Investing—like any profession—has a group of people who seem to do it far better than most. One of the best ways to improve is to not only study the methodology of these individuals, but also to pay attention to their current investment decisions, as those decisions are likely informed by the same methodology that drove strong performance in the past.
This is why when billionaire founder of Bridgewater Associates Ray Dalio initiated a position in Enbridge Inc. (TSX:ENB)(NYSE:ENB), it is very important to take note. With $169 billion in assets under management, Bridgewater is the world’s largest hedge fund, and is one of the few funds to perform positively in 2008-09. Over the past five years, its popular Pure Alpha fund generated a 14.7% average annualized return, outperforming the S&P 500.
How much of Enbridge did Dalio buy? Dalio started by purchasing $11.8 million in Enbridge shares in Q2 2015—his third-largest purchase during the quarter. This is significant, given the fact that 110 new stocks were purchased in total during the quarter. In total, Enbridge is now Bridgewater’s 41st-largest holding out of 307 stocks. Here are some possible reasons why Dalio decided to buy Enbridge now.
Enbridge has very predictable double-digit earnings growth
While it is never easy to determine the exact motivations behind an investor’s decisions, Enbridge’s strong and extremely predictable growth profile is almost certain to factor in. While earnings growth ultimately determines a stock’s value, the predictability of the growth is key because it allows the investor to say with confidence whether or not a stock is reasonably valued.
Through 2018, Enbridge expects to grow its earnings by 10-12% annually. In addition, Enbridge just released a new measure of cash flow growth called “adjusted cash flow from operations” (ACFFO). This measure looks specifically at how much cash the company is generating (as opposed to earnings, which includes many non-cash items), and subtracts maintenance capital to create a good idea of much cash is left over to pay dividends or fund its growth program.

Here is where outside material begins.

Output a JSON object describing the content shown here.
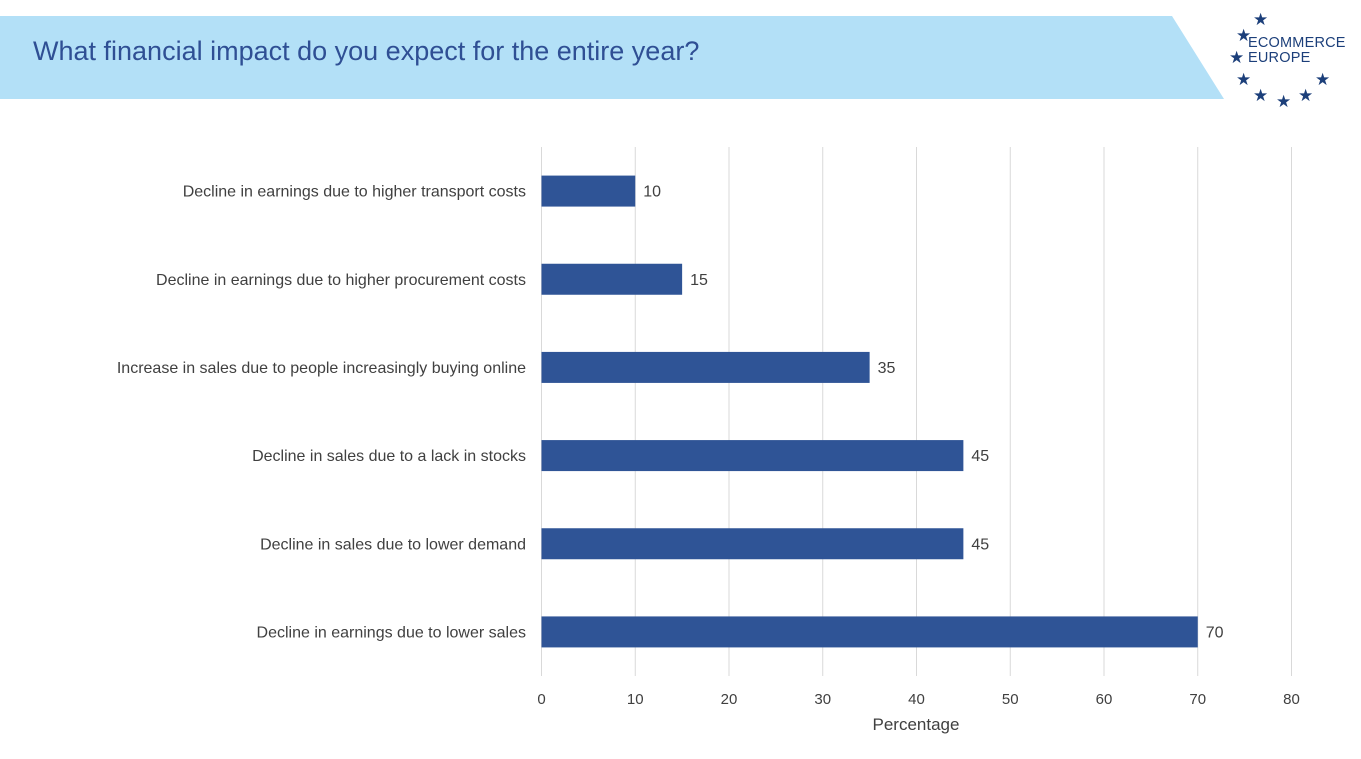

According to Enbridge, ACFFO is expected to grow by an impressive 18% compound annual growth rate through to 2018, well above the 10-12% expected for earnings, and this strong cash flow growth will afford Enbridge a higher multiple.
Most important, however, is the certainty of this growth, which stems from Enbridge’s large $44 billion capital-growth program that is unfolding between now and 2018. Currently, $34 billion of the $44 billion capital program is not only commercially secured, but also politically secured, and scheduled to be in service by 2018. This means Enbridge’s growth is also secure, and over $10 billion of this $34 billion is already in service.
Not only are the projects secure, but the funding for the projects is also fairly secure thanks to Enbridge’s “financial optimization strategy.” This simply refers to Enbridge selling, or “dropping down” to its subsidiary companies. The latest major drop-down was the $30 billion drop-down of Enbridge’s Canadian mainline and regional oil sands assets to its Enbridge Income Fund subsidiary.
Enbridge receives dividend-paying shares in Enbridge Income Fund in exchange for the assets, plus a special $8 million management fee, and a claim to 25% of Enbridge Income Funds cash flow above $1.295 per share.
The end result? By dropping down its assets, Enbridge will fully offset the lost earnings from selling the assets, and even earn an additional 2%. On top of this, Enbridge Income Fund will be responsible for funding the growth program for the dropped-down assets, meaning Enbridge will benefit from the growth program through its equity in Enbridge Income Fund without needing to issue shares and dilute Enbridge shareholders.
Following Dalio and buying Enbridge now is a smart idea
With highly certain double-digit returns, a reasonable valuation, very low volatility, and a growing dividend, Enbridge is poised to do well in almost all market conditions. With Dalio’s track record, it is a wise bet to make.